THE (IM)POSSIBILITY OF FORGIVENESS? An empirical intercultural Bible reading of Matthew 18:15-35

: Forster (D.)

R 365.00
- +

262pp., paperback, Beyers Naudé Centre on Public Theology Series, Volume XI, Stellenbosch, 2017


"The findings from this study go beyond biblical-theological scholarship on forgiveness. Dion Forster boldly succeeds in showing that creating conditions for deeper human connection transforms impossibility into possibility and shines a light on the face of 'the Other', who can now be forgiven." Pumla Gobodo-Madikizela, Professor and Research Chair of Historical Trauma and Transformation, Stellenbosch University

This book deals with contested and topical matters. Biblical hermeneutics has always been contested - how to read and understand Biblical passages. Things become even more contested when such passages are read inter-culturally; they become even more contested when the words are about contested personal and social issues, like Jesus' words on forgiveness in Matthew 18. Empirical studies like this show how deeply contested such readings truly are in the context of South African churches, with their painful histories of division and conflict.
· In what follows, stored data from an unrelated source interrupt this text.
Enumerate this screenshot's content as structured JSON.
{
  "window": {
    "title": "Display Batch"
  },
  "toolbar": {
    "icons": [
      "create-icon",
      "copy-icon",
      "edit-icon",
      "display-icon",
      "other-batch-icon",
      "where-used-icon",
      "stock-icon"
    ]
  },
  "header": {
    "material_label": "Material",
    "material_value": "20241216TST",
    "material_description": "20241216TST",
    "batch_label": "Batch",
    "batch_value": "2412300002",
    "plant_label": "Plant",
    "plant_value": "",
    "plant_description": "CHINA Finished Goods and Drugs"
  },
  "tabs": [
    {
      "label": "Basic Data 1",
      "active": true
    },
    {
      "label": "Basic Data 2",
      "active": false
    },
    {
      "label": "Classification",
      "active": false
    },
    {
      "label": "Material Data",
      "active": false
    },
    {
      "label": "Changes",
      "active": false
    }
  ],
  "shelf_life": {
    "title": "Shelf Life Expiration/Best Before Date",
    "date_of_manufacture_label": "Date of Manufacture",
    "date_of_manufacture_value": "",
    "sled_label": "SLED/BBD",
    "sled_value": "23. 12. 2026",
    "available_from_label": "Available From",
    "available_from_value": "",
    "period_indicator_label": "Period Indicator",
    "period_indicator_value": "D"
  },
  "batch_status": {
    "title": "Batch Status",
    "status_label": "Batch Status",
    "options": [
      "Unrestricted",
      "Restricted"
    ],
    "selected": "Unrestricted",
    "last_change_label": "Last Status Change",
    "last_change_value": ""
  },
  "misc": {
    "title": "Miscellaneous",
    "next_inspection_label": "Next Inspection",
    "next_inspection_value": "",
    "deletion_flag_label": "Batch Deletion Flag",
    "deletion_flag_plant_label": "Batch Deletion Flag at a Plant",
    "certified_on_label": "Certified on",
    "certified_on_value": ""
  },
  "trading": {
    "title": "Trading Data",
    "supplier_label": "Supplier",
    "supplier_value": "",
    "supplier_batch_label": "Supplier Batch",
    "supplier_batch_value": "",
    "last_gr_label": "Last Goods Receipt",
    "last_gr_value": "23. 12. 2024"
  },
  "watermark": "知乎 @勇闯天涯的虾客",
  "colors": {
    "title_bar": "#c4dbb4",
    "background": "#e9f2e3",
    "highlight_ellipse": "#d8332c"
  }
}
Future academic work will, therefore, benefit from the creative and careful methodological approach developed in this study. However, this book offers much more than academic promise - precisely because of the theme, so topical today and without doubt topical for a long time to come and in many other places in our contemporary world as well. Forster offers resources for reading and conversation for everyone concerned with public life today. This is public theology in action, showing how faith matters - without prescribing answers, but rather by invitation to join an informed discussion." Dirk J Smit, Rimmer and Ruth deVries Professor of Reformed Theology and Public Life, Princeton Theological Seminary

Dion Forster is Chair of the Department of Systematic Theology and Ecclesiology, Stellenbosch University, where he teaches Ethics and Public Theology. He is also the Director of the Beyers Naudé Centre for Public Theology.